Environment & Urbanization

World leading environmental and urban studies journal

Seeing Like a City

Author(s): 
Ash Amin, Nigel Thrift

Publisher: 
Polity Press

Pages: 
203

Year: 
2016

The authors of Seeing like a City acknowledge their title has been used before, but they openly borrow it. The scholarship in this book presents “cities as forcing houses” (page 1). In other words, Amin and Thrift believe that the tentacles of cities reach everywhere and “are sustaining a new era of ‘planetary urbanization’” (page 1). The aim of their book is therefore to get to the “citiness” of cities – to search beyond spatial concentration and to get “close to the combinational machinery” of the city. In particular, they seek to examine “the combined vitality and political economy of urban sociotechnical systems” and identify how the overlapping of these systems gives cities their world-making power (pages 2 and 3).

Chapter 1, “Looking through the City”, considers how cities have become so influential and transformative in the Anthropocene. Amin and Thrift say this is due to the presence and absence of key attributes and how this combined ecology “forces the reconsideration of the staples of urban agency and analysis” (page 9). They start by exploring the world significance of cities and they close by discussing how to know the complex city by broadening our spectrum of urban knowledge.

Chapter 2, “Shifting the Beginning: The Anthropocene”, claims that infrastructure was the foundation of cities and that cities then begat the Anthropocene. On this basis, Amin and Thrift pursue their thesis “that the city is an infrastructural entanglement with considerable formative agency”, and this is why cities are both the producer of, and product of, the Anthropocene (page 33). A significant argument across both Chapters 1 and 2 is that cities provide the main impetus behind political economy (page 9).

In Chapter 3, “How Cities Think”, Amin and Thrift discuss humans as a spatial product. They consider what happens when humans are broken apart and reassembled in cities, and finally what happens when the city starts to think for itself and humans find themselves in something by definition extra-human (page 70). The last two chapters of this book turn back to cities as composites in order to discuss how urban prosperity and poverty are settled (page 100).

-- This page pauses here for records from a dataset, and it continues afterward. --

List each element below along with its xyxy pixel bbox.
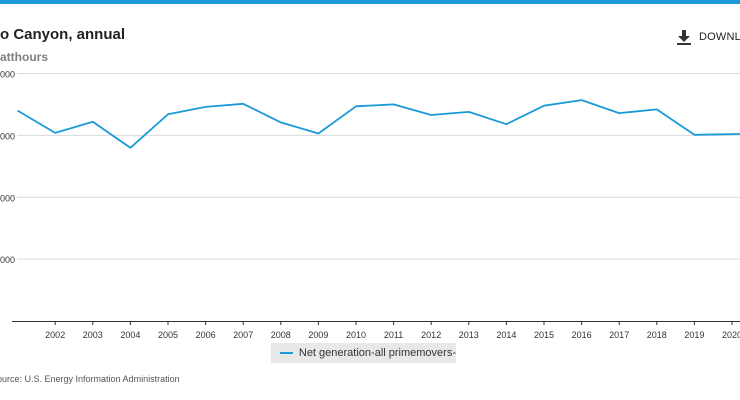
x-tick-label: 2016 bbox=[572, 330, 592, 340]
top-accent-bar bbox=[0, 0, 740, 4]
x-tick-label: 2012 bbox=[421, 330, 441, 340]
source-note: ource: U.S. Energy Information Administr… bbox=[0, 374, 180, 384]
x-tick-label: 2007 bbox=[233, 330, 253, 340]
y-axis-ticks: ,000 ,000 ,000 ,000 bbox=[0, 70, 15, 266]
legend-swatch bbox=[280, 352, 293, 354]
y-tick-label: ,000 bbox=[0, 70, 15, 80]
download-button[interactable]: DOWNL bbox=[676, 28, 740, 46]
x-tick-label: 2020 bbox=[722, 330, 740, 340]
x-tick-label: 2011 bbox=[384, 330, 403, 340]
x-tick-label: 2017 bbox=[609, 330, 629, 340]
x-tick-label: 2015 bbox=[534, 330, 554, 340]
legend-item-net-generation[interactable]: Net generation-all primemovers- bbox=[271, 343, 456, 363]
units-label: atthours bbox=[0, 50, 48, 64]
y-tick-label: ,000 bbox=[0, 255, 15, 265]
chart-title: o Canyon, annual bbox=[0, 26, 126, 43]
x-tick-label: 2018 bbox=[647, 330, 667, 340]
download-label: DOWNL bbox=[699, 31, 740, 43]
x-tick-label: 2008 bbox=[271, 330, 291, 340]
x-tick-label: 2019 bbox=[684, 330, 704, 340]
chart-grid bbox=[12, 73, 740, 322]
download-icon bbox=[677, 30, 691, 45]
x-tick-label: 2005 bbox=[158, 330, 178, 340]
chart-series bbox=[17, 99, 740, 149]
x-tick-label: 2010 bbox=[346, 330, 366, 340]
x-tick-label: 2013 bbox=[459, 330, 479, 340]
x-tick-label: 2003 bbox=[83, 330, 103, 340]
x-tick-label: 2014 bbox=[496, 330, 516, 340]
y-tick-label: ,000 bbox=[0, 131, 15, 141]
legend-label: Net generation-all primemovers- bbox=[298, 347, 456, 359]
x-tick-label: 2002 bbox=[45, 330, 65, 340]
x-tick-label: 2006 bbox=[196, 330, 216, 340]
series-line bbox=[17, 99, 740, 149]
x-axis-ticks: 2002 2003 2004 2005 2006 2007 2008 2009 2010 2011… bbox=[45, 321, 740, 340]
y-tick-label: ,000 bbox=[0, 193, 15, 203]
x-tick-label: 2009 bbox=[308, 330, 328, 340]
x-tick-label: 2004 bbox=[120, 330, 140, 340]
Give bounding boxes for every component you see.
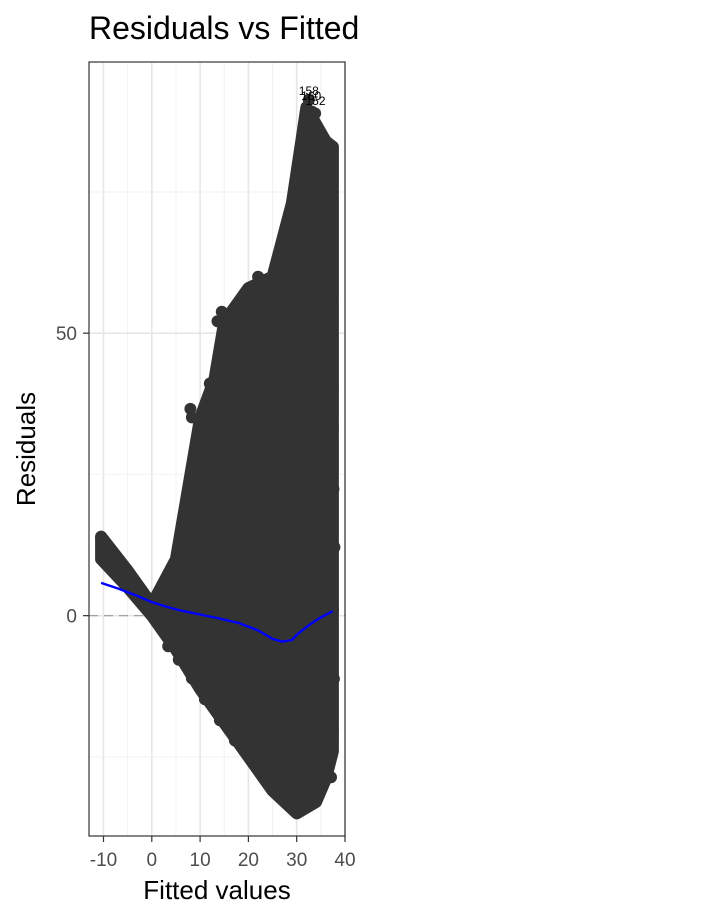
- chart-title: Residuals vs Fitted: [89, 10, 359, 46]
- scatter-point: [327, 672, 340, 685]
- scatter-point: [156, 604, 169, 617]
- y-tick-label: 0: [66, 607, 77, 628]
- scatter-point: [261, 770, 274, 783]
- scatter-point: [198, 404, 211, 417]
- scatter-point: [198, 693, 211, 706]
- scatter-point: [302, 93, 315, 106]
- scatter-point: [182, 555, 194, 568]
- scatter-point: [99, 551, 112, 564]
- scatter-point: [185, 411, 198, 424]
- scatter-point: [113, 560, 126, 573]
- scatter-point: [213, 714, 226, 727]
- x-tick-label: 0: [147, 850, 158, 871]
- scatter-point: [228, 734, 241, 747]
- scatter-point: [318, 209, 331, 222]
- scatter-point: [326, 383, 339, 396]
- y-axis-title: Residuals: [11, 392, 41, 506]
- scatter-point: [288, 193, 301, 206]
- outlier-label: 160: [301, 89, 321, 103]
- scatter-point: [187, 514, 200, 527]
- x-axis-ticks: -10 0 10 20 30 40: [90, 836, 356, 871]
- scatter-point: [323, 349, 336, 362]
- scatter-point: [211, 315, 224, 328]
- scatter-point: [244, 751, 257, 764]
- smooth-line: [100, 581, 334, 643]
- smooth-lines: [100, 581, 334, 643]
- scatter-point: [324, 141, 336, 154]
- scatter-point: [327, 483, 340, 496]
- x-tick-label: 30: [286, 850, 307, 871]
- scatter-point: [293, 796, 306, 809]
- x-tick-label: 20: [238, 850, 259, 871]
- scatter-point: [185, 672, 198, 685]
- scatter-point: [321, 263, 334, 276]
- scatter-point: [297, 180, 309, 193]
- scatter-point: [325, 296, 338, 309]
- scatter-point: [215, 305, 228, 318]
- scatter-point: [277, 779, 290, 792]
- scatter-point: [162, 640, 175, 653]
- scatter-point: [326, 422, 339, 435]
- scatter-point: [172, 653, 185, 666]
- x-tick-label: 10: [190, 850, 211, 871]
- scatter-point: [252, 270, 265, 283]
- plot-panel-border: [88, 61, 346, 837]
- scatter-point: [203, 377, 216, 390]
- scatter-point: [320, 162, 333, 175]
- scatter-point: [191, 493, 204, 506]
- scatter-point: [313, 235, 326, 248]
- scatter-point: [326, 724, 339, 737]
- x-tick-label: 40: [334, 850, 355, 871]
- y-axis-ticks: 0 50: [56, 324, 89, 628]
- outlier-label: 158: [299, 84, 319, 98]
- scatter-point: [309, 107, 322, 120]
- x-axis-title: Fitted values: [143, 875, 290, 905]
- scatter-point: [303, 791, 316, 803]
- scatter-point: [281, 268, 293, 281]
- outlier-label: 152: [305, 94, 325, 108]
- scatter-point: [328, 541, 341, 554]
- y-tick-label: 50: [56, 324, 77, 345]
- scatter-point: [295, 160, 308, 172]
- x-tick-label: -10: [90, 850, 117, 871]
- scatter-point: [236, 340, 249, 353]
- scatter-point: [317, 764, 330, 777]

In Chapter 4, “The Matter of Economy”, the authors “develop an alternative account of how cities influence economic performance” – specifically that the sociotechnical systems of cities influence this (page 102). Here, Amin and Thrift set out to explain urban prosperity, look at the substrates of urban productivity, and highlight meshwork urbanism. They conclude that urban infrastructures are in fact part of the biopolitical machinery of cities (page 120).

The final chapter, “Frames of Poverty”, describes the intensities and distributions of urban poverty, and considers the significance of how poverty is both calculated and framed. It goes on to show how infrastructure also affects the meaning and measurement of urban poverty, as well as its alleviation (pages 125 to 126). After considering standard policy solutions for urban poverty, Amin and Thrift conclude by returning to “a politics of basic provisioning”, believing that only with this is large-scale poverty reduction possible (page 129). They end by noting that this draws attention once again to the hidden power of the city as a sociotechnical machine.